According to compiled reports, both planned and unplanned departures are up over the past 24 months. The ESGAUGE report mentioned above cites “personal misconduct” as the most common cause of unplanned departures, with health and medical related concerns comprising a small fraction of unplanned turnover.
Planned departures illuminate the cruxes of the Great Resignation much better. Here’s a look at the most common contributors to C-suite turnover, according to ESGAUGE:
- Caused by the stress of the COVID-19 pandemic and its aftermath;
- Retirement. The average age of a departing CEO in 2021 was 61 years old;
- The need or want to deprioritize career to create work-life balance;
- Executives retiring at the height of achievement, before downturn.
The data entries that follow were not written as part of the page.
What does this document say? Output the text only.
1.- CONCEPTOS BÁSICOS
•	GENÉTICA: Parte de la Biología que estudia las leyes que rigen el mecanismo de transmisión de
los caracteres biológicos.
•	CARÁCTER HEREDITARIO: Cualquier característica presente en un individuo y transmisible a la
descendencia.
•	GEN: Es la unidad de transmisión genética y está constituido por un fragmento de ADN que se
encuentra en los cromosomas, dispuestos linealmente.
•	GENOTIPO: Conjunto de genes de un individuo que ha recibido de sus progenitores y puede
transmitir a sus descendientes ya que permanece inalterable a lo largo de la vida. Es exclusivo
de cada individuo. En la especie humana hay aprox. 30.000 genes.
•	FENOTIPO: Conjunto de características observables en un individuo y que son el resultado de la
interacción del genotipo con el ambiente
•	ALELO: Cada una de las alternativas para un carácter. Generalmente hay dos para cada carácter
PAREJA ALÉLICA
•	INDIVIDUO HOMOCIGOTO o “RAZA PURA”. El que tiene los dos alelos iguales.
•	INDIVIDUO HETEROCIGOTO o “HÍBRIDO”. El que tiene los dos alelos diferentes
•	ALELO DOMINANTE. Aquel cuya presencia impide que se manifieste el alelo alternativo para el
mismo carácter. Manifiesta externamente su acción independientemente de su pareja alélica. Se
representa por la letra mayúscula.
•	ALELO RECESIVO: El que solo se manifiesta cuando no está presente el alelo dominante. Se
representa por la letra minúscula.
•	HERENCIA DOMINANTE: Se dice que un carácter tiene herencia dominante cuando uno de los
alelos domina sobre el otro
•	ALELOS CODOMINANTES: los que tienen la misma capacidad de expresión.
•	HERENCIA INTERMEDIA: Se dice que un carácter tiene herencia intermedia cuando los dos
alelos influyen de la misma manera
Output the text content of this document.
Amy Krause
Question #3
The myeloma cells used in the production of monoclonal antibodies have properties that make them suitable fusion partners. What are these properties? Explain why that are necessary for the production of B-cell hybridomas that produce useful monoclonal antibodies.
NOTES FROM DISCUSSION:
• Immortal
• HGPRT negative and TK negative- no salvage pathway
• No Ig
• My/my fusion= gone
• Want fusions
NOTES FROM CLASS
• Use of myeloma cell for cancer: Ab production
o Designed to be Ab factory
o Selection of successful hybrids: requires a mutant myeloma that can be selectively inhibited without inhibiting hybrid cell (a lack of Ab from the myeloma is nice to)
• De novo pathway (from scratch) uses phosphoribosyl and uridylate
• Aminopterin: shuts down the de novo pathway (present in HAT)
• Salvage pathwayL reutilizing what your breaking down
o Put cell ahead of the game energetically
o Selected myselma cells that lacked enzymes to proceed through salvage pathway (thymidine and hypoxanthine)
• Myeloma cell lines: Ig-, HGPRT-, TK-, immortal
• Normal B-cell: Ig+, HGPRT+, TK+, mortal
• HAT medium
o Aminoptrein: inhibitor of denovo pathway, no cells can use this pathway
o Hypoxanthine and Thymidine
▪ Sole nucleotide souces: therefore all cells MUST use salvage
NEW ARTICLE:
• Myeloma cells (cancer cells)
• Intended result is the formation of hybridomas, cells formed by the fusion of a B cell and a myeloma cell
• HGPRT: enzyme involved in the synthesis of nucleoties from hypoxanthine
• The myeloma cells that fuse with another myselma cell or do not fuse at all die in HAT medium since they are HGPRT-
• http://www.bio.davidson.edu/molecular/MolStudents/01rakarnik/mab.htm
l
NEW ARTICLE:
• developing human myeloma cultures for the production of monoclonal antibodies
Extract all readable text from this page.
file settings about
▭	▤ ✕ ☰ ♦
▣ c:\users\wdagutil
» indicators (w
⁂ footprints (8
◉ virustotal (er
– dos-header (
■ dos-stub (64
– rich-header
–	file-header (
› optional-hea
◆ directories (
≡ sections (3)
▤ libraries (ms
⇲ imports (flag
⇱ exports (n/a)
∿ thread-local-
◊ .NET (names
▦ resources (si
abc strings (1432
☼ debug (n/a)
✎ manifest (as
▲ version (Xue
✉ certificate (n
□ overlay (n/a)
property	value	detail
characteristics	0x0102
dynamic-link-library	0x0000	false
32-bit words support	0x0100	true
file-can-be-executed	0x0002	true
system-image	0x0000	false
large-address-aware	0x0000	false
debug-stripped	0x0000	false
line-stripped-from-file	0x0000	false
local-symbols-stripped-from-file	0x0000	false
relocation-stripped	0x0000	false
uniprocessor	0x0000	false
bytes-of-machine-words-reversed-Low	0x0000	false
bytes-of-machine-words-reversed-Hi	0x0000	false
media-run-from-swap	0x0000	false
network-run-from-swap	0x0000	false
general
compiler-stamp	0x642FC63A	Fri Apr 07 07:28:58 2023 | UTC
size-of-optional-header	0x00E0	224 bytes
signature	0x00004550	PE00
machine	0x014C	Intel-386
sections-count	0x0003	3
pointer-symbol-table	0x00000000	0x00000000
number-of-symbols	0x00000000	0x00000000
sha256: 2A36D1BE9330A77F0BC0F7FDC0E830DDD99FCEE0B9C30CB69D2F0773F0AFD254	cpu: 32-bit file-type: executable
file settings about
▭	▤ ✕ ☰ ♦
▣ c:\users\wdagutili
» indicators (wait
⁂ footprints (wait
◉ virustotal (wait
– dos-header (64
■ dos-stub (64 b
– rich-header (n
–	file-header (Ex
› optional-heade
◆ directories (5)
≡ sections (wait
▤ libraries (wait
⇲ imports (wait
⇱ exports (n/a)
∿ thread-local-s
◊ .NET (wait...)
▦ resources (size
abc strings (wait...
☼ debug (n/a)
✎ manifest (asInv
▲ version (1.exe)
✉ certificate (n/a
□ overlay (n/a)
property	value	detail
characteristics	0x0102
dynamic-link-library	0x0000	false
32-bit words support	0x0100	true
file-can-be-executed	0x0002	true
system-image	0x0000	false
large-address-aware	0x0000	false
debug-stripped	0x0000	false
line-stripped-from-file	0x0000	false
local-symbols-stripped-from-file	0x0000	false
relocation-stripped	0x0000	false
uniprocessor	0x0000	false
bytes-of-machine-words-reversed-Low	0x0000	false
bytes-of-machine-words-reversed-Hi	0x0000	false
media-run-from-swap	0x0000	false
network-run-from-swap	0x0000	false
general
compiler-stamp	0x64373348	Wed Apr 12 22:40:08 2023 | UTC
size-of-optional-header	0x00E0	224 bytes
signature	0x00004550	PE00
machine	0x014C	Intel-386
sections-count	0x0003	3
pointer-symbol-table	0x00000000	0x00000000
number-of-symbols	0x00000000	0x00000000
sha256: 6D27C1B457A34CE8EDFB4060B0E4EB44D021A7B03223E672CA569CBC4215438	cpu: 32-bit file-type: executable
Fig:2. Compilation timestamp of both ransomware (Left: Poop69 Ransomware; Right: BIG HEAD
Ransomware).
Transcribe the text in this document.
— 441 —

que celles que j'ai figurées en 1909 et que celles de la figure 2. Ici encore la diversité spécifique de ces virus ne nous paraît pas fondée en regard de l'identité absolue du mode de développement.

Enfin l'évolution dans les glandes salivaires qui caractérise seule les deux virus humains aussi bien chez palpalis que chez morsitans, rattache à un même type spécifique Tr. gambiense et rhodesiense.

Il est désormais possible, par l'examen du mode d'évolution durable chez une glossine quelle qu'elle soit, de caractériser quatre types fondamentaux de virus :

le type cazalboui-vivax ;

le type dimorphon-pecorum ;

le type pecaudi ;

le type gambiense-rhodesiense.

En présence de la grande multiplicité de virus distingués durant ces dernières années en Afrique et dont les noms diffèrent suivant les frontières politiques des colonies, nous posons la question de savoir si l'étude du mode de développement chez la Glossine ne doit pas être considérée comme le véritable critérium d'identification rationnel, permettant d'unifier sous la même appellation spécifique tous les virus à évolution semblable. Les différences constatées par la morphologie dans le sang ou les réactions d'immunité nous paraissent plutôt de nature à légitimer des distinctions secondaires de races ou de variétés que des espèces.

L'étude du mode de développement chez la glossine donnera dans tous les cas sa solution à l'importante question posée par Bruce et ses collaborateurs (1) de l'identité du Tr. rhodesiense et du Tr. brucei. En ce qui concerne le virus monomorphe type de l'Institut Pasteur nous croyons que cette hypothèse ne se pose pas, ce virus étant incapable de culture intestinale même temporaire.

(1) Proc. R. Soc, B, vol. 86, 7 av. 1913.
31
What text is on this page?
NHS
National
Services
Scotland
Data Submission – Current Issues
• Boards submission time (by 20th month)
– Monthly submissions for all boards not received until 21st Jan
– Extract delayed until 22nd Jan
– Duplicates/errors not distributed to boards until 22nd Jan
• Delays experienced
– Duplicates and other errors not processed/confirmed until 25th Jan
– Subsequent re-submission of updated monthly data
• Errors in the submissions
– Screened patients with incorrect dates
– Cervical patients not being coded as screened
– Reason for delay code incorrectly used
Of these catalysts, burnout is far and away the most prevalent. A MetLife leadership survey published in September 2021 found that 42% of managers in the 26-to-40-year-old age bracket reported experiencing burnout: the highest among age cohorts surveyed. While not representative of the C-suite, it’s indicative of the stress put on leaders from 2020-2022, as they navigate a pandemic and its rippling aftershocks.
Will the leadership market find its footing?
Resignations continue to surge in 2022, and the labor shortage is growing. The question is, will this trend continue within the C-suite? That remains to be seen; however, companies don’t need to wait for a scenario to play out. There are defensive options: opportunities for establishing and maintaining high-level leadership even amidst the Great Resignation.
Working with an executive recruiter to find and place C-suite talent is a great way to identify company stewards for any executive-level vacancies. This can include long-term executive placement, interim placements for unplanned departures, or even fractional executives. Executive placement allows companies to focus on managing operational or financial challenges present in the current market, while interviewing top-level candidates suitable for C-suite positions.
Ultimately, companies can’t wait for the Great Resignation to taper off. C-suite success in challenging job markets requires aggressive pursuit of top-level candidates. Executives may be leaving their positions in 2022; however, they’re paving the way for new leaders and new opportunities. Fortune favors companies that recognize the importance of finding and establishing capable leadership during this tumultuous time.